PHÉNOMÉNOLOGIE et SCIENCES de la VISION :
vision et couleurs
Maurice ELIE
Dans l'introduction à ses Idées directrices pour une
phénoménologie, Edmond Husserl parle des « difficiles
rapports de la phénoménologie aux sciences physiques de la
nature, à la psychologie...», etc1. Après lui, Maurice
Merleau-Ponty affirmera que
«...si
la physiologie n'explique
pas la perception, l'optique et la géométrie ne l'expliquent pas
davantage » 2. Pourtant, ce jugement de Merleau-Ponty ne
signifie pas qu'il n'ait pas tenu compte de l'apport des
sciences, comme en témoignent au contraire ses constantes
références à l'optique, à la physiologie, à la psychologie du
comportement, etc., en particulier dans La structure du
comportement et dans la Phénoménologie de la perception.

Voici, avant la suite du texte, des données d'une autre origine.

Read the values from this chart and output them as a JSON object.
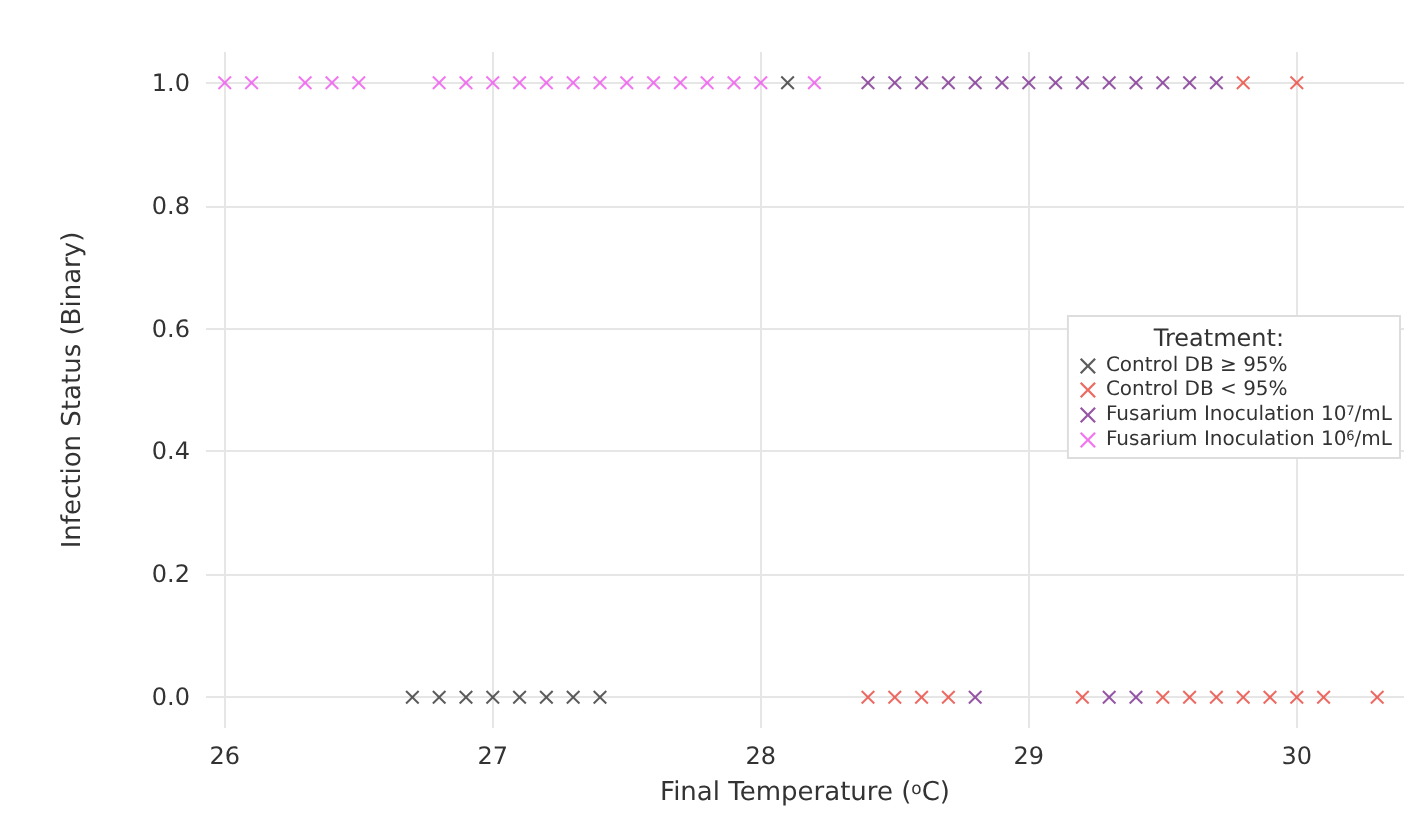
{
  "chart_data": {
    "type": "scatter",
    "xlabel": "Final Temperature ($^{o}$C)",
    "ylabel": "Infection Status (Binary)",
    "legend_title": "Treatment:",
    "xlim": [
      25.93,
      30.4
    ],
    "xticks": [
      26,
      27,
      28,
      29,
      30
    ],
    "ylim": [
      -0.05,
      1.05
    ],
    "yticks": [
      {
        "value": 0,
        "label": "0.0"
      },
      {
        "value": 0.2,
        "label": "0.2"
      },
      {
        "value": 0.4,
        "label": "0.4"
      },
      {
        "value": 0.6,
        "label": "0.6"
      },
      {
        "value": 0.8,
        "label": "0.8"
      },
      {
        "value": 1,
        "label": "1.0"
      }
    ],
    "grid": true,
    "legend": "right",
    "marker": "cross",
    "series": [
      {
        "name": "Control DB ≥ 95%",
        "color": "#333333",
        "x": [
          28.1,
          26.7,
          26.8,
          26.9,
          27.0,
          27.1,
          27.2,
          27.3,
          27.4
        ],
        "values": [
          1,
          0,
          0,
          0,
          0,
          0,
          0,
          0,
          0
        ]
      },
      {
        "name": "Control DB < 95%",
        "color": "#e8453c",
        "x": [
          29.8,
          30.0,
          28.4,
          28.5,
          28.6,
          28.7,
          29.2,
          29.5,
          29.6,
          29.7,
          29.8,
          29.9,
          30.0,
          30.1,
          30.3
        ],
        "values": [
          1,
          1,
          0,
          0,
          0,
          0,
          0,
          0,
          0,
          0,
          0,
          0,
          0,
          0,
          0
        ]
      },
      {
        "name": "Fusarium Inoculation 10$^{7}$/mL",
        "color": "#7b2d8e",
        "x": [
          28.4,
          28.5,
          28.6,
          28.7,
          28.8,
          28.9,
          29.0,
          29.1,
          29.2,
          29.3,
          29.4,
          29.5,
          29.6,
          29.7,
          28.8,
          29.3,
          29.4
        ],
        "values": [
          1,
          1,
          1,
          1,
          1,
          1,
          1,
          1,
          1,
          1,
          1,
          1,
          1,
          1,
          0,
          0,
          0
        ]
      },
      {
        "name": "Fusarium Inoculation 10$^{6}$/mL",
        "color": "#ee55ee",
        "x": [
          26.0,
          26.1,
          26.3,
          26.4,
          26.5,
          26.8,
          26.9,
          27.0,
          27.1,
          27.2,
          27.3,
          27.4,
          27.5,
          27.6,
          27.7,
          27.8,
          27.9,
          28.0,
          28.2
        ],
        "values": [
          1,
          1,
          1,
          1,
          1,
          1,
          1,
          1,
          1,
          1,
          1,
          1,
          1,
          1,
          1,
          1,
          1,
          1,
          1
        ]
      }
    ]
  }
}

Récemment, ont été éditées ses Notes de cours du Collège de
France sur La Nature (Seuil, 1995), qui se réfèrent aussi bien à
la physique qu'à la biologie, et posent en outre le problème des
rapports de la phénoménologie aux philosophies de la nature,
dont celles de Schelling, Hegel et Bergson.
Si les rapports de la phénoménologie aux sciences de la
nature sont problématiques, c'est que, comme le signale
Husserl, « par son sens une science éidétique se refuse par
principe à incorporer les résultats théoriques des sciences
empiriques...Des faits ne peuvent résulter que des faits »3 .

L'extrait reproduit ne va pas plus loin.